They All Laughed

      
                

Director: Peter Bogdanovich
Year: 1981
Rating: 6.5

There is a tragic history about this film that impacts how you watch it. It is difficult to just put it aside. Peter Bogdanovich had an up and down career as a director. He had three critical and popular hits almost right out of the box with The Last Picture Show, What's Up Doc and Paper Moon. He became a celebrity and made all the Hollywood rounds and talk shows likely being a bit of a pompous ass. So when his next few films didn't do as well Hollywood crowed. And when they bombed some reacted with glee. Billy Wilder - a jerk himself from all accounts - said nothing unites Hollywood more than a Bogdanovich bomb. They must have been thrilled with this film. The critics hated it with Vincent Canby of the New York Times basically shitting on it and then wrapping it up in a newspaper and throwing it at Bogdanovich. But over time it has been re-evaluated to a much more positive response. Ebert wrote that it was Bogdanovich's best film and Tarantino called it a masterpiece. I find myself in the middle.

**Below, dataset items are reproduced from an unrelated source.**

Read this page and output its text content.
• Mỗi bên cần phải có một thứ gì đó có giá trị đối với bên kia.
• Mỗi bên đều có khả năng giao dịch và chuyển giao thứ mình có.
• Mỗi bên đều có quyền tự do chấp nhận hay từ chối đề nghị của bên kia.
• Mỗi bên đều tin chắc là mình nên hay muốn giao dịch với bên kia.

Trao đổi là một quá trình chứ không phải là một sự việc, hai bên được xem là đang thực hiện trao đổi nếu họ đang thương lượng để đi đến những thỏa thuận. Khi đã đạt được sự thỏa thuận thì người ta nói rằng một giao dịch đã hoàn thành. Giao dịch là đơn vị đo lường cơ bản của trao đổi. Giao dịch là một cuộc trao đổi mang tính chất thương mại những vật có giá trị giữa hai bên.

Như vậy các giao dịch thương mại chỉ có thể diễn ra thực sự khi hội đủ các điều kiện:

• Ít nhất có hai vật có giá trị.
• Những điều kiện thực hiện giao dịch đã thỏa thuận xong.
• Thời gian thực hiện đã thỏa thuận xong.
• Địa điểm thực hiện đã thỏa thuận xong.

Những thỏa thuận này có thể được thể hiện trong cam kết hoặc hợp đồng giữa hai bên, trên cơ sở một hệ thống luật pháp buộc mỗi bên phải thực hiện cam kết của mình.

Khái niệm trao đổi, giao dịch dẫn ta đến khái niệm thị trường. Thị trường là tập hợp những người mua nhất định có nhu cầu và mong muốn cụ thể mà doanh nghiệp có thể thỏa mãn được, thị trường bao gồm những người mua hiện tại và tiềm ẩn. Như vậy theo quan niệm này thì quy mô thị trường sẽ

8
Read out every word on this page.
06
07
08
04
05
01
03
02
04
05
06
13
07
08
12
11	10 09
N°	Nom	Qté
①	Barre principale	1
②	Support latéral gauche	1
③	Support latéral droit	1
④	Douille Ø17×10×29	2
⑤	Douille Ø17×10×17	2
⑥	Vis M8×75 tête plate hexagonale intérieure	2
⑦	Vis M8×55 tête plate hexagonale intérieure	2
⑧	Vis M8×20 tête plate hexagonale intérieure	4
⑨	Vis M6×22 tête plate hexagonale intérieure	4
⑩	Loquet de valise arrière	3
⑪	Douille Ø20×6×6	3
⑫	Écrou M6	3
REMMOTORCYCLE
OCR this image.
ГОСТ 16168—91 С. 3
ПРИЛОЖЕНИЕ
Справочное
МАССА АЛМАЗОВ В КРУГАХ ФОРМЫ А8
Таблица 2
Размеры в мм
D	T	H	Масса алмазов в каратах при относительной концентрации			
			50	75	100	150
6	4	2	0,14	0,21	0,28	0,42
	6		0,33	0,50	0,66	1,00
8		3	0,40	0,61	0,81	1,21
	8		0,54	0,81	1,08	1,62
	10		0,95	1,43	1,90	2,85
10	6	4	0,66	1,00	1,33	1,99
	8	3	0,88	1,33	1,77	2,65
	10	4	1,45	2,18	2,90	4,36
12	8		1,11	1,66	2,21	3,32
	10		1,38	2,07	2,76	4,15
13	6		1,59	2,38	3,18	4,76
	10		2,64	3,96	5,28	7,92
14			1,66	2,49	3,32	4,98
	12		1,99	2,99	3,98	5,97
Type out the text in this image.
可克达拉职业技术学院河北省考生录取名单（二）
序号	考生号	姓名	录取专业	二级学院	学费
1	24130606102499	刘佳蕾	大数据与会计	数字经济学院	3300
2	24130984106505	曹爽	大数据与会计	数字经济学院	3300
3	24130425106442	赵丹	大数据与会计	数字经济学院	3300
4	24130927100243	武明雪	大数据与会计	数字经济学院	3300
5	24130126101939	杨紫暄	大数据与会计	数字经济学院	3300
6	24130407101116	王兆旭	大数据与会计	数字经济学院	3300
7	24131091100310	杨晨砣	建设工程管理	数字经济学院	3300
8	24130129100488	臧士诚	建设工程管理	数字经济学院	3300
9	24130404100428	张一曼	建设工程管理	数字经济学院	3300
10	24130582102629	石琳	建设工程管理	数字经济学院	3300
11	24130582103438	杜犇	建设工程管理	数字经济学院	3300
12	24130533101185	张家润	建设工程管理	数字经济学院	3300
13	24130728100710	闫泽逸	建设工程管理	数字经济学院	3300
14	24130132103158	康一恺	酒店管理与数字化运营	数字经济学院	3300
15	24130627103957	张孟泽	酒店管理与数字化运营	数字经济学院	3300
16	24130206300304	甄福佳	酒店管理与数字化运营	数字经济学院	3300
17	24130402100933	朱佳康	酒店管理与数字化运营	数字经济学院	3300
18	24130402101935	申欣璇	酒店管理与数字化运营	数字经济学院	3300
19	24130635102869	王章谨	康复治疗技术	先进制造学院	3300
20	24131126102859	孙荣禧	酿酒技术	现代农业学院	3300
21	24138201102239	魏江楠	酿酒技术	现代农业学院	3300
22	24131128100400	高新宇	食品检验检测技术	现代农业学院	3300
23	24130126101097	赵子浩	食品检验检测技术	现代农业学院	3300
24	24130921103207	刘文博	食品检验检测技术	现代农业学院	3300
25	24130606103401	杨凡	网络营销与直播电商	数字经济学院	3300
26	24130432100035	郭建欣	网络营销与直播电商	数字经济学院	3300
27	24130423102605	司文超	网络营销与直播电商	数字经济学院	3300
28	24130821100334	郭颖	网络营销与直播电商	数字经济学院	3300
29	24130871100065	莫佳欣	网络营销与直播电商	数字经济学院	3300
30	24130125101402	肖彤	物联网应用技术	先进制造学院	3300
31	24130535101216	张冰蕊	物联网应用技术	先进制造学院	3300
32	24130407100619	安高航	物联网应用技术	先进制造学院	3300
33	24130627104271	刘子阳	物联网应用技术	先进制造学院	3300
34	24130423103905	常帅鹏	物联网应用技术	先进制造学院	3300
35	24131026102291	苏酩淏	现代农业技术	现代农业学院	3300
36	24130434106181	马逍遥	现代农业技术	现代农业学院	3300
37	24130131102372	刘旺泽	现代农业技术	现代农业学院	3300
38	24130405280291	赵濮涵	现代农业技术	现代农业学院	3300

It harkens back in some degree to romantic comedies of an earlier age - though at times it also brings Woody Allen's loving odes to NYC to mind - though the romances here are age appropriate. It dips into screwball comedy at times with John Ritter's antics. Much of it though felt forced to me - the rickety plot, the clumsy comedy, the unlikely romances, the stilted dialogue, Ben Gazzara as a babe magnet - but it won me over with its big heart and tenderness. There is not a mean bone in this film. It is beautifully shot and meanders all over the city I love and the areas I worked. The actors are all very genial and charming though they are not really called on to do any real emoting. It is a pleasantly harmless two hours being around likable people. But the tragedy is always in your mind.



Bogdanovich began an affair with a married Dorothy Stratten - an ex Playboy centerfold just starting out at 20 years old - Bogdanovich was 42. She is stunning here with her perfect chiseled looks, sleek physique and shy smile. Bogdanovich had a bad habit of falling for his blonde actresses - his affair with Cybill Shepard had broken up his marriage. This ended up worse as the husband of Stratten found out about it - sat her in a chair and blew out her brains and then turned the shotgun on himself. The film has eerie echoes of this as her character has a jealous husband and she falls for Ritter's character who I expect was a stand-in for Bogdanovich. It gave me the creeps. This murder-suicide happened right after the film was finished but before it was released. After her horrible death no studio wanted to touch the film and so Bogdanovich bought the film back and tried to distribute it and publicize it going broke in the process. It bombed. He wasn't to make another film for four years but came back in 1985 with Mask.




The film is an easy going merry-go-round of falling in love that all takes place in a few days. A detective agency - "We Never Sleep" - has been hired at the same time by two husbands to follow their wives and see if they are having an affair. Gazzara tails Audrey Hepburn whose husband is a wealthy business man who is in town with his wife for a few weeks. Ritter and Blaine Novak follow Stratten. Over a couple of days they follow them into and out of restaurants, bars, book stores, Rockefeller Center, clubs, roller skating rinks and basically nothing happens - other than Gazzara and Ritter fall in love with their assignments.




I have always avoided the later films of Hepburn. I am such a fan of her early films and her beauty that I never want to see her look older. She was the one actress who had no right aging. For the first hour we see her only in fleeting scenes but in the second half she is still glorious. Ritter in his horn-rimmed large spectacles provides much of the comedy with his slapstick antics. He clearly seems a reminder of Ryan O'Neal in What's Up Doc which was likely a homage to Harold Lloyd. I think Bogdanovich who also wore large glasses identified with them. In Illegally Yours, Rob Lowe had the glasses as well. Bogdanovich posits Gazzara as incredibly attractive to women - they all fall for him like catnip. I kept asking myself, why? Pheromones? What does he have that I don't? Ok - pretty much everything.




Connecting the characters is an omnipresent female taxi driver played by Patti Hansen - a lovely strawberry blonde that I guess Bogdanovich did not fall in love with. If you know her name it is probably because she has been married to Keith Richards since 1983. I must have taken a thousand cabs in NYC and not once did any of the drivers look like Hansen. A nice showing also from Colleen Camp as an aggressive country singer who knows exactly what she wants and goes after it to funny effect. Glad I finally caught up with this. Not a masterpiece but certainly charming and disarming.